- Sarat Biswas Road Location in West Bengal, India Sarat Biswas Road Sarat Biswas Road (India)
- Coordinates: 22°39′40″N 88°52′18″E﻿ / ﻿22.661009°N 88.871586°E
- Country: India
- State: West Bengal
- District: North 24 Parganas
- City: Basirhat
- Time zone: UTC+5:30 (IST)
- PIN: 743411

= Sarat Biswas Road, Basirhat =

Sarat Biswas Road is an affluent neighborhood in Basirhat, West Bengal, India. Many administrative offices are located in this area.

==Location==
Sarat Biswas Road is situated in the eastern part of Basirhat, providing easy access to various parts of the city. This road connects the Itinda Road and the Martin Burn Road.

==Commercial area==
The neighborhood has several retail stores, including More Supermarket and Titan, along with the presence of many banks and offices.

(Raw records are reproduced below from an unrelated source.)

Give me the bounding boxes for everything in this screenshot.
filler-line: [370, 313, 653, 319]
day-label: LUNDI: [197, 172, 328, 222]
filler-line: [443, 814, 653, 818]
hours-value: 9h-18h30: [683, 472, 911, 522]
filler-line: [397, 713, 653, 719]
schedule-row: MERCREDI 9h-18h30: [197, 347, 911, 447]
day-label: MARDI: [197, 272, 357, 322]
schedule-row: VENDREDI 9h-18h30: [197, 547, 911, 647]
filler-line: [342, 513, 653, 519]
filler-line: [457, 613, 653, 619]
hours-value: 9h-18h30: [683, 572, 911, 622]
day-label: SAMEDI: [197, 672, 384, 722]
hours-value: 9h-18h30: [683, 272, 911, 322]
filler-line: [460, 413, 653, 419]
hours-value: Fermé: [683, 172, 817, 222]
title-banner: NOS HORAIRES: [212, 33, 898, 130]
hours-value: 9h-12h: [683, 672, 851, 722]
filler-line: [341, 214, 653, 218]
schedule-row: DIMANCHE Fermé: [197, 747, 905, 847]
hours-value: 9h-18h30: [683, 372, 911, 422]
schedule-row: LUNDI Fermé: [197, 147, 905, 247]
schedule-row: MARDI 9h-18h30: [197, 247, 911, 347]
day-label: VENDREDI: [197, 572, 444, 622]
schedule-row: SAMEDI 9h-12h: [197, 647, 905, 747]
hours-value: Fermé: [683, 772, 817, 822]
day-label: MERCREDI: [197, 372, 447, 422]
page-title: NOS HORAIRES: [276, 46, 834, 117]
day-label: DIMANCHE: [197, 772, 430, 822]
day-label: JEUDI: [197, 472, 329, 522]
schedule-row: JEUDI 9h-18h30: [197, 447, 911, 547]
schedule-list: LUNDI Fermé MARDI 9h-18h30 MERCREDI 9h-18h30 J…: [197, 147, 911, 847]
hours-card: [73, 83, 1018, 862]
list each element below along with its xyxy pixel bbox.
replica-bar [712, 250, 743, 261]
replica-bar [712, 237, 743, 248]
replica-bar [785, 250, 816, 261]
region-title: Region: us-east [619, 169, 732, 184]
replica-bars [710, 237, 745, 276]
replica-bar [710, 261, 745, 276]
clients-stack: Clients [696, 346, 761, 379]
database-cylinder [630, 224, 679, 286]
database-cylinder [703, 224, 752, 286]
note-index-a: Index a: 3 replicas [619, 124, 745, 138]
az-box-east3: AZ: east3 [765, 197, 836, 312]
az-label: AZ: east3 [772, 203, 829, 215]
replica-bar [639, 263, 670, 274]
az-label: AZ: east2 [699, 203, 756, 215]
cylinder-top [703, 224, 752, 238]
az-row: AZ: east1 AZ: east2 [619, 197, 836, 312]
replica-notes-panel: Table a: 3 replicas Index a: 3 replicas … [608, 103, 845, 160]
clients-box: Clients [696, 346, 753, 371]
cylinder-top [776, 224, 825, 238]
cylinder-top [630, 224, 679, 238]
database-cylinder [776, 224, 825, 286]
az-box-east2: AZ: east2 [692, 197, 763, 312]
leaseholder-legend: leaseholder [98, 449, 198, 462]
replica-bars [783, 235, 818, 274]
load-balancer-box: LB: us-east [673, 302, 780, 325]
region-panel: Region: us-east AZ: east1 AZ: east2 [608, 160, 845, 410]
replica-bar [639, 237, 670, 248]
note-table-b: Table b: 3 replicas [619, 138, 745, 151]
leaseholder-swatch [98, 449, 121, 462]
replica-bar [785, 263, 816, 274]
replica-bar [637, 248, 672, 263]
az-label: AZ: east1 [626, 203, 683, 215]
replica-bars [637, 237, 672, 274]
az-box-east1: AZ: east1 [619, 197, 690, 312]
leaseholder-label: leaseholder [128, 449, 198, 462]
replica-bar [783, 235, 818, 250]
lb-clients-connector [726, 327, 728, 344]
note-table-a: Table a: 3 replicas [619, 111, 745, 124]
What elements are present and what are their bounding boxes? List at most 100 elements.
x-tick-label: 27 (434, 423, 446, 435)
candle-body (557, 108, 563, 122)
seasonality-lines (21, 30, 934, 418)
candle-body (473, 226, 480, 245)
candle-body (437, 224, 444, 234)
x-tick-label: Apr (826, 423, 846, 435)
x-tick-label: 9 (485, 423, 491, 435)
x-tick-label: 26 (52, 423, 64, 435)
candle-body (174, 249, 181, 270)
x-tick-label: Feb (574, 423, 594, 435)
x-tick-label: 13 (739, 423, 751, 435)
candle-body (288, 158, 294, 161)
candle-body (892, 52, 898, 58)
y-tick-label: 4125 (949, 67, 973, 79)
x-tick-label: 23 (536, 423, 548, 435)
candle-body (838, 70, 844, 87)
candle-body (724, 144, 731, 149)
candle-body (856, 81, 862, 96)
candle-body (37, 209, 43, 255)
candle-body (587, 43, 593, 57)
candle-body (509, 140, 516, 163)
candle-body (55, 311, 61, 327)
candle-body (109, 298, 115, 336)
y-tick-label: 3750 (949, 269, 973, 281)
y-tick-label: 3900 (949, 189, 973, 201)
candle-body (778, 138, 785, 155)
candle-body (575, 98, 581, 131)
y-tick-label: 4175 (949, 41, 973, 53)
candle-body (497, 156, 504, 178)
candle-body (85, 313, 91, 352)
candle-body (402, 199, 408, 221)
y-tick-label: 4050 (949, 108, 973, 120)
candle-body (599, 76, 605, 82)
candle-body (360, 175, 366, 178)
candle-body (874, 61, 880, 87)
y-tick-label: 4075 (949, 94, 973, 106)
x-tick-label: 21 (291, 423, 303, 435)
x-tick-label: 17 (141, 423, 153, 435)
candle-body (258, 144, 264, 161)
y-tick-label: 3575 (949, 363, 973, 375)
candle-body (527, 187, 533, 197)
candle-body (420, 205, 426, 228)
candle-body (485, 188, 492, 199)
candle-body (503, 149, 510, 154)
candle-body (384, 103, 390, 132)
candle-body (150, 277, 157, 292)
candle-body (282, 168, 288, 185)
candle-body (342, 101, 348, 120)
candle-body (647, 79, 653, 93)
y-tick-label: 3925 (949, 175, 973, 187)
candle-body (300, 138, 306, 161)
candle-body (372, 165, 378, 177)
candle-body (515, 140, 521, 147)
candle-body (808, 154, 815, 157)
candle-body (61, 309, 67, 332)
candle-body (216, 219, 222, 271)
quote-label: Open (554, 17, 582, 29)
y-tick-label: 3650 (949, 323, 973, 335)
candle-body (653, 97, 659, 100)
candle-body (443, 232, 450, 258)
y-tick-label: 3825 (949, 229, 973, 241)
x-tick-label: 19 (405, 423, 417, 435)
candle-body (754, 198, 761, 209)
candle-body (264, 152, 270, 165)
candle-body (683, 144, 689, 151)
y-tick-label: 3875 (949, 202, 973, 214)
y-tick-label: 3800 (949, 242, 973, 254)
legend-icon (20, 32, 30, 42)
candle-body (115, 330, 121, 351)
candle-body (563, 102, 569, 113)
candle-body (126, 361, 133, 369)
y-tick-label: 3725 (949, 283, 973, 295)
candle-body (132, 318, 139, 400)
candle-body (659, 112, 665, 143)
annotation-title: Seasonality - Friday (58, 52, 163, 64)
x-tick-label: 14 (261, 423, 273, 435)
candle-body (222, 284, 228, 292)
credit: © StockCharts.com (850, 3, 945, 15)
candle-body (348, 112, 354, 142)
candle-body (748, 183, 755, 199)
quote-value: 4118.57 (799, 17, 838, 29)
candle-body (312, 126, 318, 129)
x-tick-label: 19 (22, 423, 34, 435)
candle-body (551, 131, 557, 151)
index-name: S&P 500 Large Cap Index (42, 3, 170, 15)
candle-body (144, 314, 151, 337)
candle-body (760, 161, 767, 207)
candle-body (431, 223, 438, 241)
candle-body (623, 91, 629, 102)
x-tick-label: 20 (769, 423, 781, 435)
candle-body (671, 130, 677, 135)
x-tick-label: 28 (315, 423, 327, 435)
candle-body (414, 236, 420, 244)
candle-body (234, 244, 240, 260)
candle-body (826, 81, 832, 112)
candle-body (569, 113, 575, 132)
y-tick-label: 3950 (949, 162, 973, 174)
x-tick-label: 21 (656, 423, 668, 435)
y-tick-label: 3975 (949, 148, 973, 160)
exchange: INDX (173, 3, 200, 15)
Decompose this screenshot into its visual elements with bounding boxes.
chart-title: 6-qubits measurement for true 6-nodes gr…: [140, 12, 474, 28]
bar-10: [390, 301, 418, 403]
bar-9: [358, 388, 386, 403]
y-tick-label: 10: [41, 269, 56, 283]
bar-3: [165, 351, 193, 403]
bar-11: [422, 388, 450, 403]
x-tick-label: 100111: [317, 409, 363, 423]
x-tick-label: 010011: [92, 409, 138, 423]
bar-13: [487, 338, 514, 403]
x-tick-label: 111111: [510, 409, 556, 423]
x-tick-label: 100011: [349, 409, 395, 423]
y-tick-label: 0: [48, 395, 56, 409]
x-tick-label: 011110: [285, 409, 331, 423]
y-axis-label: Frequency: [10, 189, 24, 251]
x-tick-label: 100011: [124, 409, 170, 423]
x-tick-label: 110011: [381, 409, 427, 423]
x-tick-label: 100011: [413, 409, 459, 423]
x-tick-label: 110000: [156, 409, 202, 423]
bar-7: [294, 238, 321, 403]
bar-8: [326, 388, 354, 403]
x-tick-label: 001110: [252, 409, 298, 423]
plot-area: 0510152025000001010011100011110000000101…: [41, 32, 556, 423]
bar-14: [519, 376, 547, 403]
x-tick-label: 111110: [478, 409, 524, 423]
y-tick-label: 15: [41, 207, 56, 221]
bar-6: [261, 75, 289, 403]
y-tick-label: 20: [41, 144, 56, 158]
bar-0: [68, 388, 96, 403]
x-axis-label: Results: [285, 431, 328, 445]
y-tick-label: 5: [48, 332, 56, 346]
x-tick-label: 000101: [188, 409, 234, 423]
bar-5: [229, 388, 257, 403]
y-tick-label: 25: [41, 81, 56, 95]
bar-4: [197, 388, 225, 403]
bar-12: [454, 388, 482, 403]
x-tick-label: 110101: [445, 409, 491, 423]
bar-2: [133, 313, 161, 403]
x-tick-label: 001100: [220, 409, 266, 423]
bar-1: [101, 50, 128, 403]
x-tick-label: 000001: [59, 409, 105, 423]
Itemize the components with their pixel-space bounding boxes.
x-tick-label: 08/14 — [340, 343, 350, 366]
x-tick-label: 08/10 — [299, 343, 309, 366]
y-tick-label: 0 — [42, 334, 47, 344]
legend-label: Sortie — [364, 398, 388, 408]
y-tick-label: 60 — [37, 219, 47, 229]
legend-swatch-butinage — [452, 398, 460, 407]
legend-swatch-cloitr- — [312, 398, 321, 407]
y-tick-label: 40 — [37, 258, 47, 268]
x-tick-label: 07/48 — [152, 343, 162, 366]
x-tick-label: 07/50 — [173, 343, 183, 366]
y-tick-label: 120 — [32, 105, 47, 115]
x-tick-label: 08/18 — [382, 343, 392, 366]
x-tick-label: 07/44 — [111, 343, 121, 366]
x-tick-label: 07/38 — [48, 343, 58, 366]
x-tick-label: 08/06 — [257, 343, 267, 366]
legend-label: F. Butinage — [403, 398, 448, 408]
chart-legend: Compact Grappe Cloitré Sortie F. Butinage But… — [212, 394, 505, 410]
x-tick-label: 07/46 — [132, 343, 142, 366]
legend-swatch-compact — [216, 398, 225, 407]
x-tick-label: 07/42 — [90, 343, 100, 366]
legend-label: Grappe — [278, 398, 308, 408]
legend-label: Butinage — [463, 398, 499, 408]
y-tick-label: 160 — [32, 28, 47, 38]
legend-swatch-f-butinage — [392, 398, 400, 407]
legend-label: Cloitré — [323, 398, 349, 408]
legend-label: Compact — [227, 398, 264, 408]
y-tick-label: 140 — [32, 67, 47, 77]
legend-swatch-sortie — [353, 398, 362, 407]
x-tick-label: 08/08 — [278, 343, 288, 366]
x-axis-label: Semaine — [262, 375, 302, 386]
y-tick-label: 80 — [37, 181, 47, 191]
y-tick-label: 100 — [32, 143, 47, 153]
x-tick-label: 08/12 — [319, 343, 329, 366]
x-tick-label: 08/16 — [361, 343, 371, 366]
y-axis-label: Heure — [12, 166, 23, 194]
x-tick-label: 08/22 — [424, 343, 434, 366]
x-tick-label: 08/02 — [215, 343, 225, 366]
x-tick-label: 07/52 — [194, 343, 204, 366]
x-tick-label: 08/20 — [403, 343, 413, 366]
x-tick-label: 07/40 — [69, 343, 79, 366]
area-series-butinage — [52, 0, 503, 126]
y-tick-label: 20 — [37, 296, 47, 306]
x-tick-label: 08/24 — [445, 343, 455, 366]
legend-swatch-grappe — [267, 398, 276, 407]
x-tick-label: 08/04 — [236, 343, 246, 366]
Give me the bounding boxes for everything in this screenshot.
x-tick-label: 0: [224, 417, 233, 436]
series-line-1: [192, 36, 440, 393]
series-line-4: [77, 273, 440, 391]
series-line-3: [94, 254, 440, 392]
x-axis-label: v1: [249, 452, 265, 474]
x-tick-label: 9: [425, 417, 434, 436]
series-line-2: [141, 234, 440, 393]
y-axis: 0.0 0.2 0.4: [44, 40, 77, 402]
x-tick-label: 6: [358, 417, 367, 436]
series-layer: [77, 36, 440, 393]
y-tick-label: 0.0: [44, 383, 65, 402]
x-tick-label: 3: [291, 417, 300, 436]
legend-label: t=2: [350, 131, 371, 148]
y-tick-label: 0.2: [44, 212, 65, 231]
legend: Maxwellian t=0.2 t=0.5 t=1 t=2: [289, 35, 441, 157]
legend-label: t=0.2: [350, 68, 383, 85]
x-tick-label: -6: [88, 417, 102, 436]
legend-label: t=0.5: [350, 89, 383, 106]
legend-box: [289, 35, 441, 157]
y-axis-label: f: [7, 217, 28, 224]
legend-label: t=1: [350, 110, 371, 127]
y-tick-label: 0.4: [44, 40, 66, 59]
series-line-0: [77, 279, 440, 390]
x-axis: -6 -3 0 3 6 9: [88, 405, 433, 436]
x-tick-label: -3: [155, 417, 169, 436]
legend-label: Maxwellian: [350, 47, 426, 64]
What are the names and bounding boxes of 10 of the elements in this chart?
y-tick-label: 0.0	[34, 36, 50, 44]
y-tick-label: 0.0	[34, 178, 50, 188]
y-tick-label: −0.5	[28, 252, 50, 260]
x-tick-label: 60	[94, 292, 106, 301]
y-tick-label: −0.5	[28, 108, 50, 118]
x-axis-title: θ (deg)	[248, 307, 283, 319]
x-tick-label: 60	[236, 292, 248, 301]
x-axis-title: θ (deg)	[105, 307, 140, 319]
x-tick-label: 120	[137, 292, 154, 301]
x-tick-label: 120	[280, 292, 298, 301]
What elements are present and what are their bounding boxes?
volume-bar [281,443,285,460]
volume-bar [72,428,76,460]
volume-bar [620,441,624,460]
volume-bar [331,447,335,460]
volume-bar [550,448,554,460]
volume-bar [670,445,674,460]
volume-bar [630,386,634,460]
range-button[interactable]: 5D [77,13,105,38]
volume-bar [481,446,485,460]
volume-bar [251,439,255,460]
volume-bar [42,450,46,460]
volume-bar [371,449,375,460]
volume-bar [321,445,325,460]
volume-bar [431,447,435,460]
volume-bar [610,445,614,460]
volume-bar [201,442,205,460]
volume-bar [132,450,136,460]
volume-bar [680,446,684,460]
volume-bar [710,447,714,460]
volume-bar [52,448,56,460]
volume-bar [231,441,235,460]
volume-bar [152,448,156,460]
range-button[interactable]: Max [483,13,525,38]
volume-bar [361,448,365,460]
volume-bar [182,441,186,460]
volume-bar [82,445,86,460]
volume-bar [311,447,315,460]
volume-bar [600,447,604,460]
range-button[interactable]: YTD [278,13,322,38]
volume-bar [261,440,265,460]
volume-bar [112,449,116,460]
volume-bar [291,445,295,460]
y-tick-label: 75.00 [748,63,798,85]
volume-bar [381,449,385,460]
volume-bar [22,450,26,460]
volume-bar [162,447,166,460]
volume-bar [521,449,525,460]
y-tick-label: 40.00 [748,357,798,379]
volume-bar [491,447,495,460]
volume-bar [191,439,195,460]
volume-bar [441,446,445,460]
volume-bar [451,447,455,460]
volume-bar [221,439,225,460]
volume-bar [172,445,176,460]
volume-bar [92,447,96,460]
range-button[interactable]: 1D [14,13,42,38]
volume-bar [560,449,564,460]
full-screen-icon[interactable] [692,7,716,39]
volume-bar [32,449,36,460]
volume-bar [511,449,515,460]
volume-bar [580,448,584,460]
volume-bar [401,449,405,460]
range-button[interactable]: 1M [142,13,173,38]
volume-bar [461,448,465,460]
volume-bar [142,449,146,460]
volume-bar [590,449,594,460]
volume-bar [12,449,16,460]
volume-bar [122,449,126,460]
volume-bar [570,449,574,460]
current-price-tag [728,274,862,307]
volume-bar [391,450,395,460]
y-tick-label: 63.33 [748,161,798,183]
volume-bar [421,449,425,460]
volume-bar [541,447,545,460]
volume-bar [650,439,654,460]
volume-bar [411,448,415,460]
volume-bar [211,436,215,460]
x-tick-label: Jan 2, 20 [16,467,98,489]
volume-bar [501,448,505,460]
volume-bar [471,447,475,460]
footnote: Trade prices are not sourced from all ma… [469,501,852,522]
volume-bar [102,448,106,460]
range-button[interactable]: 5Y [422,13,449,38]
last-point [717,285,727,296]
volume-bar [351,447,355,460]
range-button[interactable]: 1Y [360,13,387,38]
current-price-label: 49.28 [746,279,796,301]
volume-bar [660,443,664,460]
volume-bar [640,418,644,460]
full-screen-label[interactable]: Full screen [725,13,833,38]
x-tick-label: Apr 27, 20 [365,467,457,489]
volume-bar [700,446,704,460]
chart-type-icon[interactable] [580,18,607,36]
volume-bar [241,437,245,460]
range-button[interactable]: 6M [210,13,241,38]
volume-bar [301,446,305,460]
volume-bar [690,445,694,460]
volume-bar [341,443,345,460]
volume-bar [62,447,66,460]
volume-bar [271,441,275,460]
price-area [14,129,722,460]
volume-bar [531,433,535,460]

The presence of Basirhat Municipality offices makes it an important area. Basirhat Sub-Correctional home also known as Basirhat Jail is present here.

==Culture and festivals==
In Sarat Biswas Road, Two Durga Puja organizers, Town Club and Milan Sangha are located. During the Puja days, the area is decorated with vibrant lights, attracting many visitors.